Much the same can be said about political journalism and even journalism as a whole. There were many astute comments about this in the BJ thread as well as in the original post; there was also a Marc Ambinder piece that I cannot for the life of me find that I thought said something very true about the election coverage. Ambinder said that he truly thought, and had for most of the election, that the whole thing would swing on voters really hating Republicans right now plus a couple of big, sort of constant issues (I think the war and maybe the economy). That was it. None of the daily stories mattered. But he, and the press in general, can't just write that one story and be done with it. Nor can they write the same damn story word for word over and over (much as it may seem like it sometimes). So they cover all the little stuff that doesn't matter as if it did, because it's a story. And people who follow politics, who follow campaigns--and people who are in campaigns--all come to believe that it matters too, because again, what are they going to do? Sit around, whistle, and wait for November?

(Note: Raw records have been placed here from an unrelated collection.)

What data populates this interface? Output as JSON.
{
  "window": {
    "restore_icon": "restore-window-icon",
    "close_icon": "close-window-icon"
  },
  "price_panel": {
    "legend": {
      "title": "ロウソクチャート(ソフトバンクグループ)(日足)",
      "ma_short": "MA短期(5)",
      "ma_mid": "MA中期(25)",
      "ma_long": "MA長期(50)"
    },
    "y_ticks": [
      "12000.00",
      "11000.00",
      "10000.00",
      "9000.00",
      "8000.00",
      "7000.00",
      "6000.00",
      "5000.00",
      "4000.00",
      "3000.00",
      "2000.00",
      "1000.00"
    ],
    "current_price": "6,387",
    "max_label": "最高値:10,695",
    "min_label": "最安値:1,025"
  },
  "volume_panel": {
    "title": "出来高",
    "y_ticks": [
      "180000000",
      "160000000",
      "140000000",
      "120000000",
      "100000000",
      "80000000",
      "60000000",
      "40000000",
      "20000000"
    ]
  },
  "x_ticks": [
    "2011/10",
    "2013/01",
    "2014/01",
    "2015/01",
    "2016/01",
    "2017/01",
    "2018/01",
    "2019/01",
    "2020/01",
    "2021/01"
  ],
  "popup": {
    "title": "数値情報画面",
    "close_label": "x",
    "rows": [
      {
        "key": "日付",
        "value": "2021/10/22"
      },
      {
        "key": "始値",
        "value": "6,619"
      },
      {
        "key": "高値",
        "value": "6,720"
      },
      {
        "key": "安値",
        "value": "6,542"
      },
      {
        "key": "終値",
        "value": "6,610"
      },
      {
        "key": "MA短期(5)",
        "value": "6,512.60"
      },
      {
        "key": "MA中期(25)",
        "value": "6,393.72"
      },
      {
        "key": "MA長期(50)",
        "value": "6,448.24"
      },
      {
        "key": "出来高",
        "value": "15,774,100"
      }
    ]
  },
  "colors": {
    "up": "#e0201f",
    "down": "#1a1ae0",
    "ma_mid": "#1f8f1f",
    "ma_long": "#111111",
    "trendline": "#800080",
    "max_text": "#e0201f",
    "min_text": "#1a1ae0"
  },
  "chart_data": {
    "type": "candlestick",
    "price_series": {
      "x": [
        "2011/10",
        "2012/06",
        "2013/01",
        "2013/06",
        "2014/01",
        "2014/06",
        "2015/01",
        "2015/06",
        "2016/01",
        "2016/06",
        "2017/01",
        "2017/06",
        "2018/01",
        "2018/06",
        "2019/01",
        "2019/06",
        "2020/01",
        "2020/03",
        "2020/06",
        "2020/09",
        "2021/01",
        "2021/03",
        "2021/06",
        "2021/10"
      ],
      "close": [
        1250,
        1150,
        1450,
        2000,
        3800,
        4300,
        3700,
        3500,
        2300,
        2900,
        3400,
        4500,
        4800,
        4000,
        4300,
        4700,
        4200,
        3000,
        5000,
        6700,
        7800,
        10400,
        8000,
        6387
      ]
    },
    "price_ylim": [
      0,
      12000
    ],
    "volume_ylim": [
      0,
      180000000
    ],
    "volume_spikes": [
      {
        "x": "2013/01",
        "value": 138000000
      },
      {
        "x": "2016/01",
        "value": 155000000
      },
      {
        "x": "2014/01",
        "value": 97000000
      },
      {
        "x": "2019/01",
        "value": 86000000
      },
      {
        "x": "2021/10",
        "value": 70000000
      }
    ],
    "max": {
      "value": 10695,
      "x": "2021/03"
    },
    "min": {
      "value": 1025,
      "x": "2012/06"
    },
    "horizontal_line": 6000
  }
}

I'm sure this same basic myth applies to many more human endeavors, especially as everything that humans do becomes more and more data-driven on a more and more granular level. We have to do something with all that data, and so we come to believe that it's important. We build whole occupations around collecting, analyzing, and storytelling that information (in a sense, that's part of what finance is, and it's certainly what financial infotainment like Cramer's show does). Only very rarely does something big enough and inescapable enough come along and show us that it's all one big joke.

In the margins, though, we have court jesters to point out how silly it all is. Humor rests, often, on uncomfortable truths--on saying things that are just true enough to laugh about but not so true as to kill the party that is our collective hallucination that we can see and even pull some of the strings. The reason journalists keep finding themselves in service to the big guys, as Glenn Greenwald points out in searing terms, is that the daily practice (as opposed to the occasional monumental achievement) of journalism involves maintaining those fictions, structures, assumptions, and logics. This isn't, particularly, an insult to journalism--it just means that journalists, like everyone else, live in a kind of social fiction. If they stepped outside it, not only would power structures make their lives difficult, but no one would actually understand what they were saying. They would look like crackpots. Humor is, most often, only language we have for such things.

In that sense, then, it's not so surprising that the key to Watchmen, or, on occasion, the real truth-teller in the room, is the comedian.

1 comment:

  1. Just to focus on the financial industry part of the foregoing: the next shoe to drop is the codependency of Wall St. analysts and CEO's who feel they must do whatever it takes to deliver on their quarterly earnings estimates. In some cases this leads to accounting abuses that mean that the earnings, and hence the market cap of the companies, aren't what they seem, creating the potential for real sector companies' valuations to collapse the way financial companies' have. While the crash of all companies P/E ratios has reduced the exposure to this risk somewhat, we're going to have some Citibank-style stories in the real sector. I haven't heard anyone talking about the kind of collective myth-preservation process Stewart's pointing to outside of the financial industry--and I think we will have to before the end of the de-leveraging process.